Microsoft adds faster virtual machines to its Azure cloud


Microsoft Corp. has added a new series of virtual machines to its Azure cloud platform that are aimed at tackling cloud-based workloads with high storage requirements.

The new VMs, or computers emulated in software that can be run on a variety of data center or cloud systems, are called the L Series for Storage, and they’re optimized for cloud workloads that require low latency, such as NoSQL databases, including Cassandra, MongoDB and Redis, the company said in an announcement.

“This new series of VMs offers from up to 32 CPU [central processing unit] cores, using the Intel Xeon processor E5 v3 family, similar to the CPU performance of the G-Series that is currently available,” Jon Beck, principal program manager at Microsoft Azure, wrote in a blog post Friday.

Microsoft’s G-Series Azure VMs have been around for a while, sporting a combination of Intel’s server processors and solid-state drive storage. The new L-Series offers four new VM sizes from four cores, 32 gigabytes of memory and 678 GB of fast local storage up to 32 cores, 256 GB of memory and over 5.6 terabytes of local storage. Microsoft said the new L-Series VMs will initially be available in five North American Azure regions and also the Australia East region, with more to come.

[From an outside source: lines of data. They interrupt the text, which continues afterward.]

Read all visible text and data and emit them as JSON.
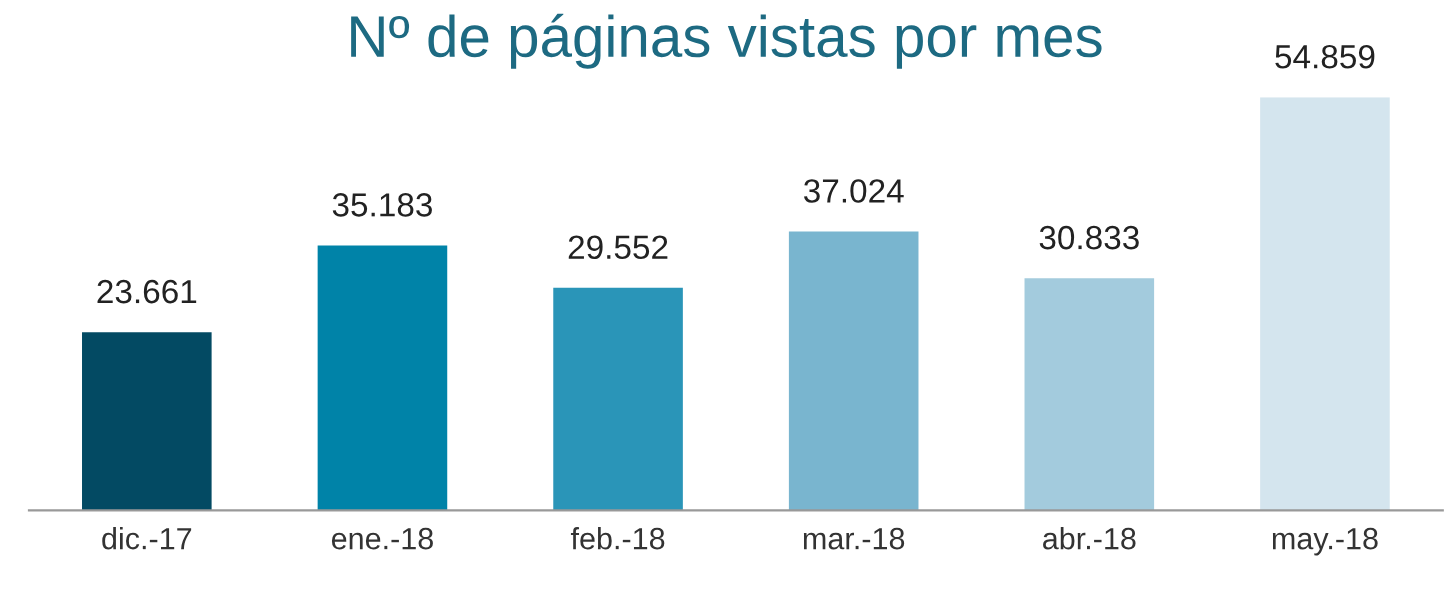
{
  "chart_data": {
    "type": "bar",
    "title": "Nº de páginas vistas por mes",
    "categories": [
      "dic.-17",
      "ene.-18",
      "feb.-18",
      "mar.-18",
      "abr.-18",
      "may.-18"
    ],
    "values": [
      23661,
      35183,
      29552,
      37024,
      30833,
      54859
    ],
    "value_labels": [
      "23.661",
      "35.183",
      "29.552",
      "37.024",
      "30.833",
      "54.859"
    ],
    "colors": [
      "#034a63",
      "#0083a8",
      "#2a95b8",
      "#79b5cf",
      "#a3cbdd",
      "#d4e5ee"
    ],
    "grid": false,
    "legend": false
  }
}
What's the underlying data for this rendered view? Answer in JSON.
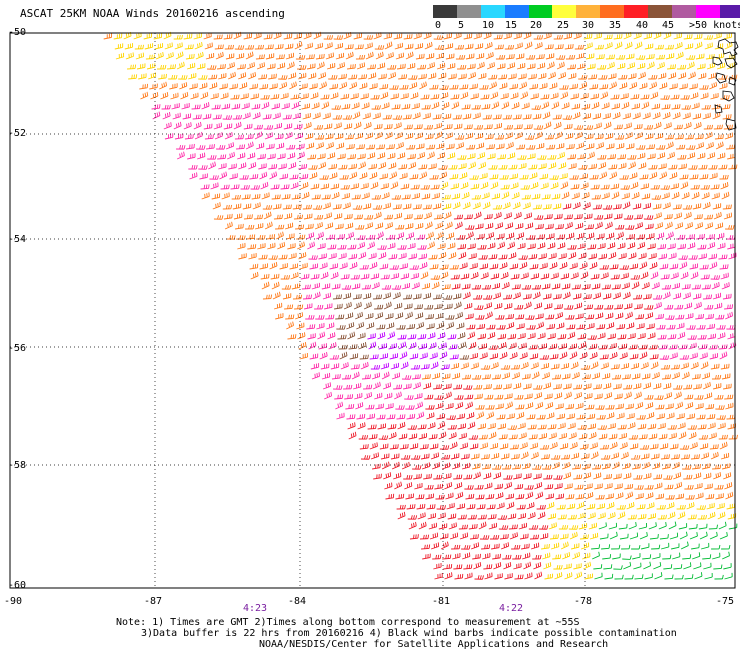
{
  "title": "ASCAT 25KM NOAA Winds 20160216 ascending",
  "colorbar": {
    "labels": [
      "0",
      "5",
      "10",
      "15",
      "20",
      "25",
      "30",
      "35",
      "40",
      "45"
    ],
    "unit_label": ">50 knots",
    "colors": [
      "#3a3a3a",
      "#8f8f8f",
      "#29d7ff",
      "#1a7cff",
      "#00cc22",
      "#ffff3c",
      "#ffb23a",
      "#ff6d1f",
      "#ff1f25",
      "#8a5438",
      "#b05aa0",
      "#ff00ff",
      "#5a1aa8"
    ]
  },
  "latitude_labels": [
    "-50",
    "-52",
    "-54",
    "-56",
    "-58",
    "-60"
  ],
  "longitude_labels": [
    "-90",
    "-87",
    "-84",
    "-81",
    "-78",
    "-75"
  ],
  "times": [
    "4:23",
    "4:22"
  ],
  "notes": [
    "Note: 1) Times are GMT 2)Times along bottom correspond to measurement at ~55S",
    "3)Data buffer is 22 hrs from 20160216 4) Black wind barbs indicate possible contamination",
    "NOAA/NESDIS/Center for Satellite Applications and Research"
  ],
  "map": {
    "projection": "lat-lon",
    "lat_range": [
      -60,
      -50
    ],
    "lon_range": [
      -90,
      -75
    ],
    "grid": "dotted",
    "barb_colors": {
      "green": "#00bb33",
      "yellow": "#ffd400",
      "orange": "#ff7a1a",
      "red": "#ee1c2a",
      "magenta": "#ff2aa8",
      "brown": "#8a5438",
      "purple": "#c000ff",
      "black": "#222222"
    }
  }
}
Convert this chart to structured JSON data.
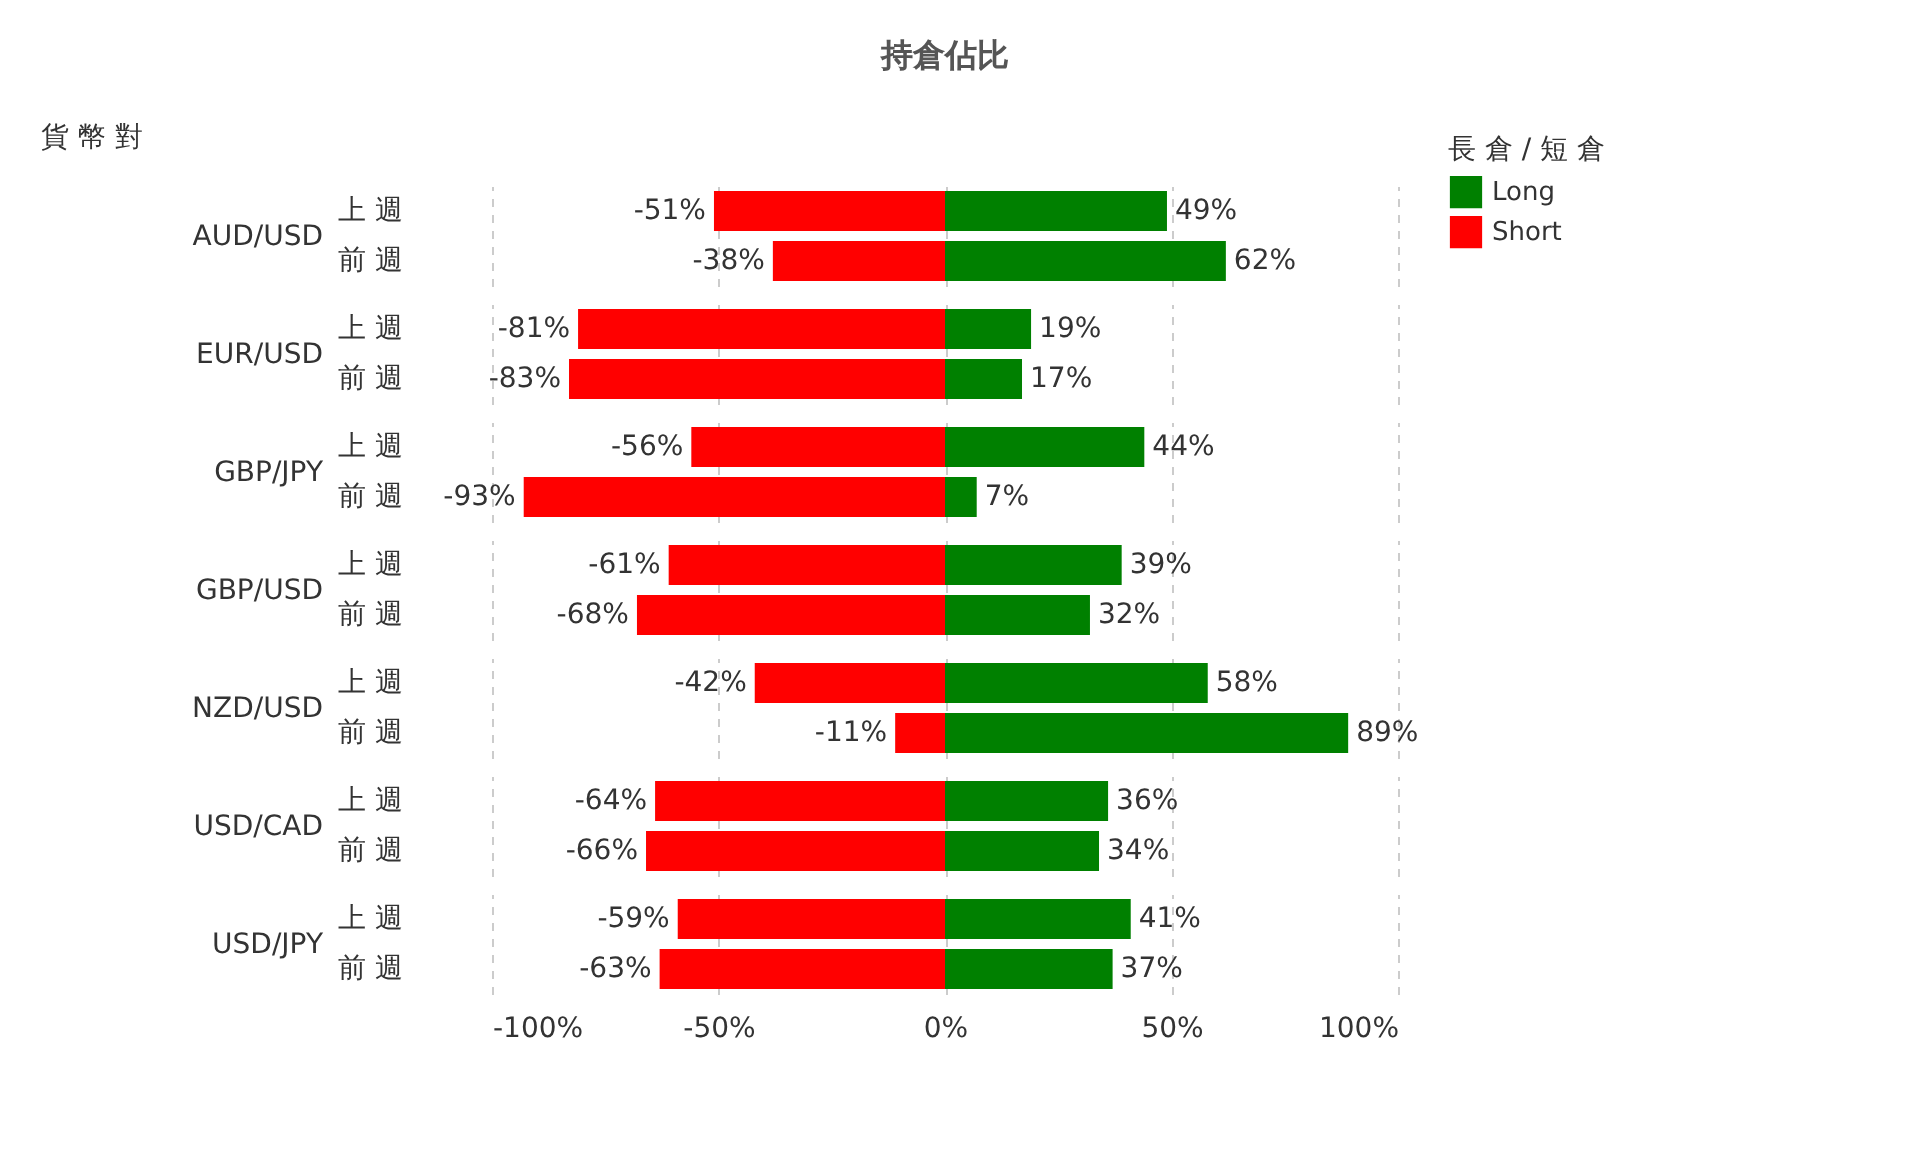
{
  "chart_data": [
    {
      "type": "bar",
      "orientation": "horizontal",
      "stacked": true,
      "title": "持倉佔比",
      "ylabel": "AUD/USD",
      "annotations": [
        "貨 幣 對"
      ],
      "legend_title": "長 倉 / 短 倉",
      "legend": "top right",
      "grid": "x",
      "tick_labels": "y",
      "categories": [
        "上 週",
        "前 週"
      ],
      "xlim": [
        -100,
        100
      ],
      "xticks": [
        {
          "value": -100,
          "label": null
        },
        {
          "value": -50,
          "label": null
        },
        {
          "value": 0,
          "label": null
        },
        {
          "value": 50,
          "label": null
        },
        {
          "value": 100,
          "label": null
        }
      ],
      "series": [
        {
          "name": "Long",
          "color": "#008000",
          "values": [
            49,
            62
          ],
          "value_labels": [
            "49%",
            "62%"
          ]
        },
        {
          "name": "Short",
          "color": "#ff0000",
          "values": [
            -51,
            -38
          ],
          "value_labels": [
            "-51%",
            "-38%"
          ]
        }
      ]
    },
    {
      "type": "bar",
      "orientation": "horizontal",
      "stacked": true,
      "ylabel": "EUR/USD",
      "grid": "x",
      "tick_labels": "y",
      "categories": [
        "上 週",
        "前 週"
      ],
      "xlim": [
        -100,
        100
      ],
      "xticks": [
        {
          "value": -100,
          "label": null
        },
        {
          "value": -50,
          "label": null
        },
        {
          "value": 0,
          "label": null
        },
        {
          "value": 50,
          "label": null
        },
        {
          "value": 100,
          "label": null
        }
      ],
      "series": [
        {
          "color": "#008000",
          "values": [
            19,
            17
          ],
          "value_labels": [
            "19%",
            "17%"
          ]
        },
        {
          "color": "#ff0000",
          "values": [
            -81,
            -83
          ],
          "value_labels": [
            "-81%",
            "-83%"
          ]
        }
      ]
    },
    {
      "type": "bar",
      "orientation": "horizontal",
      "stacked": true,
      "ylabel": "GBP/JPY",
      "grid": "x",
      "tick_labels": "y",
      "categories": [
        "上 週",
        "前 週"
      ],
      "xlim": [
        -100,
        100
      ],
      "xticks": [
        {
          "value": -100,
          "label": null
        },
        {
          "value": -50,
          "label": null
        },
        {
          "value": 0,
          "label": null
        },
        {
          "value": 50,
          "label": null
        },
        {
          "value": 100,
          "label": null
        }
      ],
      "series": [
        {
          "color": "#008000",
          "values": [
            44,
            7
          ],
          "value_labels": [
            "44%",
            "7%"
          ]
        },
        {
          "color": "#ff0000",
          "values": [
            -56,
            -93
          ],
          "value_labels": [
            "-56%",
            "-93%"
          ]
        }
      ]
    },
    {
      "type": "bar",
      "orientation": "horizontal",
      "stacked": true,
      "ylabel": "GBP/USD",
      "grid": "x",
      "tick_labels": "y",
      "categories": [
        "上 週",
        "前 週"
      ],
      "xlim": [
        -100,
        100
      ],
      "xticks": [
        {
          "value": -100,
          "label": null
        },
        {
          "value": -50,
          "label": null
        },
        {
          "value": 0,
          "label": null
        },
        {
          "value": 50,
          "label": null
        },
        {
          "value": 100,
          "label": null
        }
      ],
      "series": [
        {
          "color": "#008000",
          "values": [
            39,
            32
          ],
          "value_labels": [
            "39%",
            "32%"
          ]
        },
        {
          "color": "#ff0000",
          "values": [
            -61,
            -68
          ],
          "value_labels": [
            "-61%",
            "-68%"
          ]
        }
      ]
    },
    {
      "type": "bar",
      "orientation": "horizontal",
      "stacked": true,
      "ylabel": "NZD/USD",
      "grid": "x",
      "tick_labels": "y",
      "categories": [
        "上 週",
        "前 週"
      ],
      "xlim": [
        -100,
        100
      ],
      "xticks": [
        {
          "value": -100,
          "label": null
        },
        {
          "value": -50,
          "label": null
        },
        {
          "value": 0,
          "label": null
        },
        {
          "value": 50,
          "label": null
        },
        {
          "value": 100,
          "label": null
        }
      ],
      "series": [
        {
          "color": "#008000",
          "values": [
            58,
            89
          ],
          "value_labels": [
            "58%",
            "89%"
          ]
        },
        {
          "color": "#ff0000",
          "values": [
            -42,
            -11
          ],
          "value_labels": [
            "-42%",
            "-11%"
          ]
        }
      ]
    },
    {
      "type": "bar",
      "orientation": "horizontal",
      "stacked": true,
      "ylabel": "USD/CAD",
      "grid": "x",
      "tick_labels": "y",
      "categories": [
        "上 週",
        "前 週"
      ],
      "xlim": [
        -100,
        100
      ],
      "xticks": [
        {
          "value": -100,
          "label": null
        },
        {
          "value": -50,
          "label": null
        },
        {
          "value": 0,
          "label": null
        },
        {
          "value": 50,
          "label": null
        },
        {
          "value": 100,
          "label": null
        }
      ],
      "series": [
        {
          "color": "#008000",
          "values": [
            36,
            34
          ],
          "value_labels": [
            "36%",
            "34%"
          ]
        },
        {
          "color": "#ff0000",
          "values": [
            -64,
            -66
          ],
          "value_labels": [
            "-64%",
            "-66%"
          ]
        }
      ]
    },
    {
      "type": "bar",
      "orientation": "horizontal",
      "stacked": true,
      "ylabel": "USD/JPY",
      "grid": "x",
      "categories": [
        "上 週",
        "前 週"
      ],
      "xlim": [
        -100,
        100
      ],
      "xticks": [
        {
          "value": -100,
          "label": "-100%"
        },
        {
          "value": -50,
          "label": "-50%"
        },
        {
          "value": 0,
          "label": "0%"
        },
        {
          "value": 50,
          "label": "50%"
        },
        {
          "value": 100,
          "label": "100%"
        }
      ],
      "series": [
        {
          "color": "#008000",
          "values": [
            41,
            37
          ],
          "value_labels": [
            "41%",
            "37%"
          ]
        },
        {
          "color": "#ff0000",
          "values": [
            -59,
            -63
          ],
          "value_labels": [
            "-59%",
            "-63%"
          ]
        }
      ]
    }
  ]
}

Also last week, Microsoft announced a new feature for Azure Backup customers that allows them to instantly recover selected files from their Linux VM cloud backups. The feature, made available for Windows VM backups last month, gives users a way to validate backups or retrieve files in case of accidental deletion.

In addition, the new option also allows users to mount application files to application instances without restoring them first. The company also made a short video that shows how to perform the recovery process.

The same day, Microsoft also announced a new update for its StorSimple 8000 series hybrid-cloud storage product. Among the highlights are a new heat map-based restore process that enables better access to data during device restore operations. There’s also a heat map for frequently accessed data, which allows for the automatic restoration of data from the cloud.